When the flames of the windows paled, and the moon was rising heavily behind the earth, they both went back into the twilight room, silent, and with full hearts. Firmian opened the pianoforte and, in music, went through his evening once more. The trembling strings were as tongues of fire to his full heart; the flower-ashes of his youth were blown away, and two or three youthful minutes bloomed back into life.
But as the music poured its warm life-balsam upon Nathalie’s swollen heart in all its constraint (for its wounds were only closed, not healed), it melted and gave way, the heavy tears which had been burning within it flowed forth, and it grew weak and tender, but light. Firmian, who saw she was passing once more through the gate of sacrifice towards the sacrificial knife, stopped the sacrificial music, and tried to lead her away from the altar. Just then the first beam of the moon alighted, like a swan’s wing, upon the waxen grapes. He asked her to come out into the silent, misty, after-summer of the day, the moonlit evening. She placed her arm in his without saying yes.

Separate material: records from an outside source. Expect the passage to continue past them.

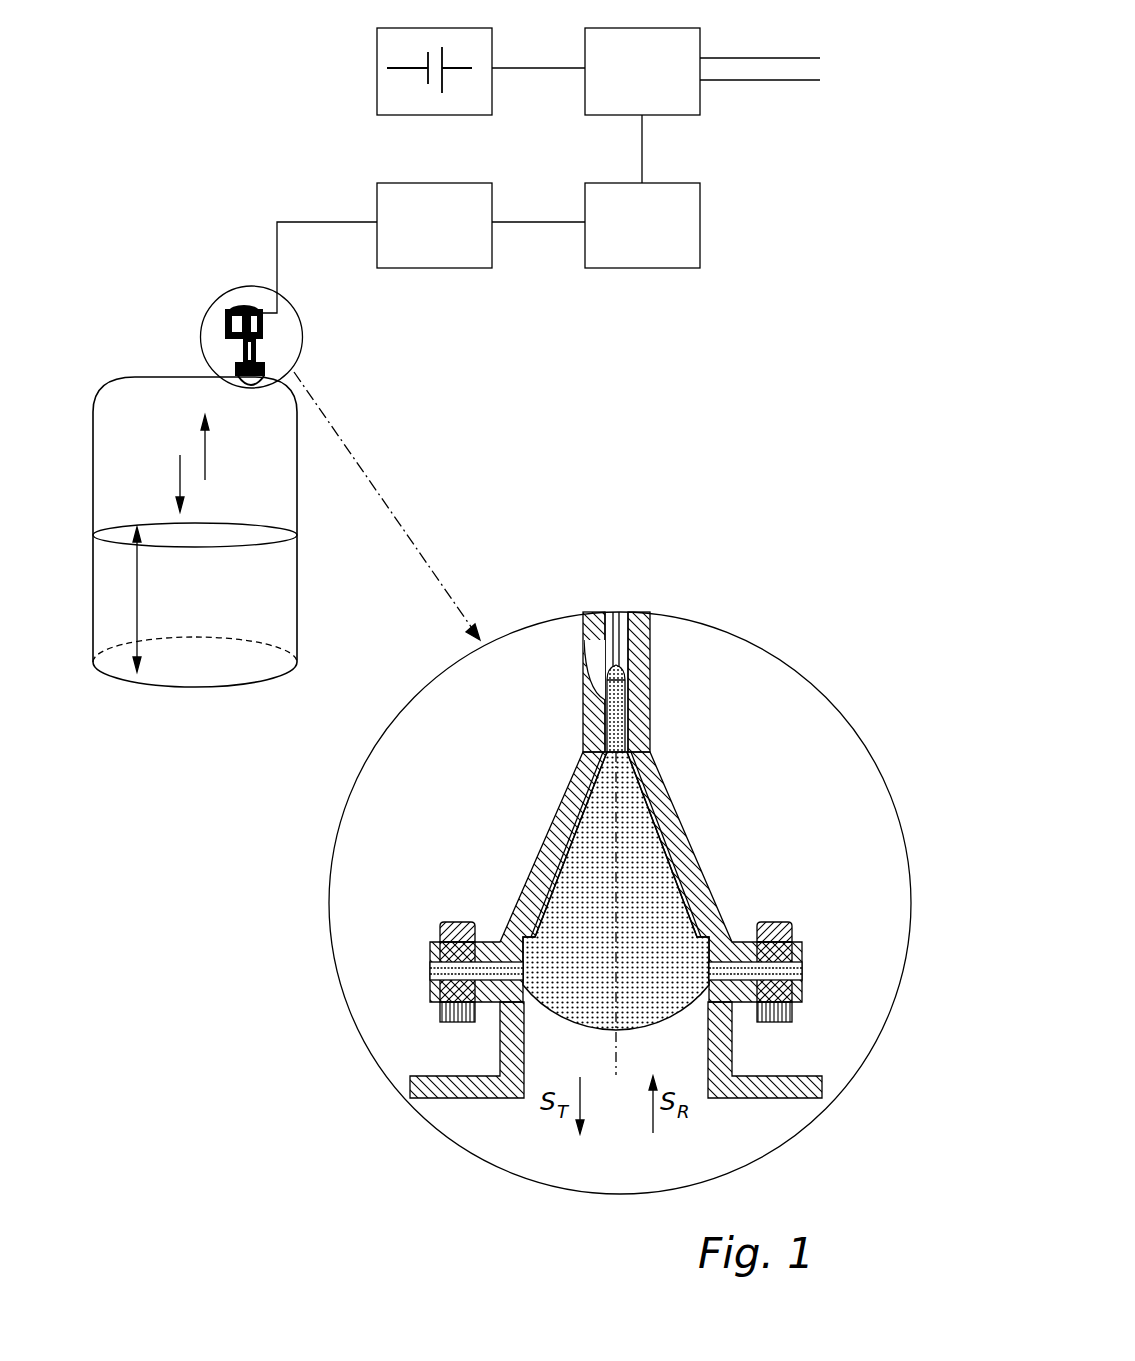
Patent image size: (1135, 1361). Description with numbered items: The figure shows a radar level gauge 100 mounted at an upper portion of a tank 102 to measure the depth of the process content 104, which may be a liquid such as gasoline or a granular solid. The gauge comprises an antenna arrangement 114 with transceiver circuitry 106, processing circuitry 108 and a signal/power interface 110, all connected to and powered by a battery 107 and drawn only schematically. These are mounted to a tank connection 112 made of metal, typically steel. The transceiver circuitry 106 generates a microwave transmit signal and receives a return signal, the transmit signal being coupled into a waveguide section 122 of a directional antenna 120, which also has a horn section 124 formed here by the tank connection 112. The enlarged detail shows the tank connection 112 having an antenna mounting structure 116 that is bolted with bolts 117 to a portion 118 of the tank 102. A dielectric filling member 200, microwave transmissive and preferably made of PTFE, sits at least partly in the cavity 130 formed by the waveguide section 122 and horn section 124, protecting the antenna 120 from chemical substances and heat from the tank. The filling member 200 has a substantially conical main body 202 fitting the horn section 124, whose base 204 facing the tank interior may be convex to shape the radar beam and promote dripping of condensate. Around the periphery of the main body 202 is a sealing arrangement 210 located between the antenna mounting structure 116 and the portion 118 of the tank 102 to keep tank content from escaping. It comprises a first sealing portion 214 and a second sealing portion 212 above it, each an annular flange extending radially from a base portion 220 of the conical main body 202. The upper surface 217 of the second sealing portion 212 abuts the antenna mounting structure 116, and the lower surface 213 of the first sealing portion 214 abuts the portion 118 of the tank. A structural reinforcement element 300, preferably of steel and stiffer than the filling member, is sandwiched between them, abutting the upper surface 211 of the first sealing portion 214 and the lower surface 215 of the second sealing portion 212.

The radar level gauge 100 is at (192, 492).
The tank 102 is at (458, 1075).
The process content 104 is at (195, 532).
The transceiver circuitry 106 is at (430, 270).
The battery 107 is at (377, 56).
The processing circuitry 108 is at (642, 270).
The signal/power interface 110 is at (700, 43).
The tank connection 112 is at (236, 342).
The antenna arrangement 114 is at (243, 285).
The antenna mounting structure 116 is at (743, 940).
The bolts 117 is at (440, 925).
The portion of the tank 118 is at (803, 993).
The directional antenna 120 is at (663, 808).
The waveguide section 122 is at (584, 640).
The horn section 124 is at (553, 887).
The cavity 130 is at (677, 882).
The dielectric filling member 200 is at (640, 862).
The main body 202 is at (587, 850).
The base 204 is at (663, 1020).
The sealing arrangement 210 is at (790, 1015).
The upper surface of the first sealing portion 211 is at (520, 982).
The second sealing portion 212 is at (430, 945).
The lower surface of the first sealing portion 213 is at (500, 990).
The first sealing portion 214 is at (445, 985).
The lower surface of the second sealing portion 215 is at (803, 955).
The upper surface of the second sealing portion 217 is at (787, 920).
The base portion 220 is at (733, 1007).
The structural reinforcement element 300 is at (432, 970).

What a sparkling, gleaming world! Through the branches, through the fountains, over the hills and over the woodlands, the flashing molten silver was flowing, which the moon was fining from out the dross of night. Swiftly shot her glance of silver athwart the rippling wavelet, and the glossy, shining, gently-trembling apple-leaves, pausing to rest upon the marble pillars and birch-tree stems. Nathalie and Firmian paused upon the threshold of the magic valley (it gleamed like some enchanted cavern, where night and light were playing, and all the founts of being—which by day cast up sweet odour, melody of songs and voices, feathery wings, translucent pinions—seemed sunk in voiceless slumber deep into some silent chasm). They looked up to the mountain, the Sophienberg, with its summit flattened as by the weight of years; a great mist Colossus was veiling all its Alp-like peak; next at the pale-green world, lying asleep beneath the shimmering radiance of the far-off silent suns, gleaming depths of silver star-dust, flowing faint and far before the ever-brightening rising moon; and then at one another, with hearts full to the brim of holy friendship, such a gaze as only two blest angels, new created, free and gladsome, bend in rapture on each other. “Are you as happy as I?” he asked. “No,” she answered, involuntarily pressing his arm, “that I am not; for, on a night like this should follow, not a day, but something far lovelier and richer—something that should satisfy the heart’s thirst, and staunch its bleeding for ever.” “And what should that be?” he asked. “Death,” was her answer. She lifted her streaming eyes to his and said, “You think so, too, do you not? Death for me.” “No, no,” he added quickly, “for me, if you will, not for you.” To break the course of this overpowering moment, she added hurriedly, “Shall we go down to the place where we first met, and where, two days too soon, I became your friend;[[68]] and yet it was not too soon. Shall we?”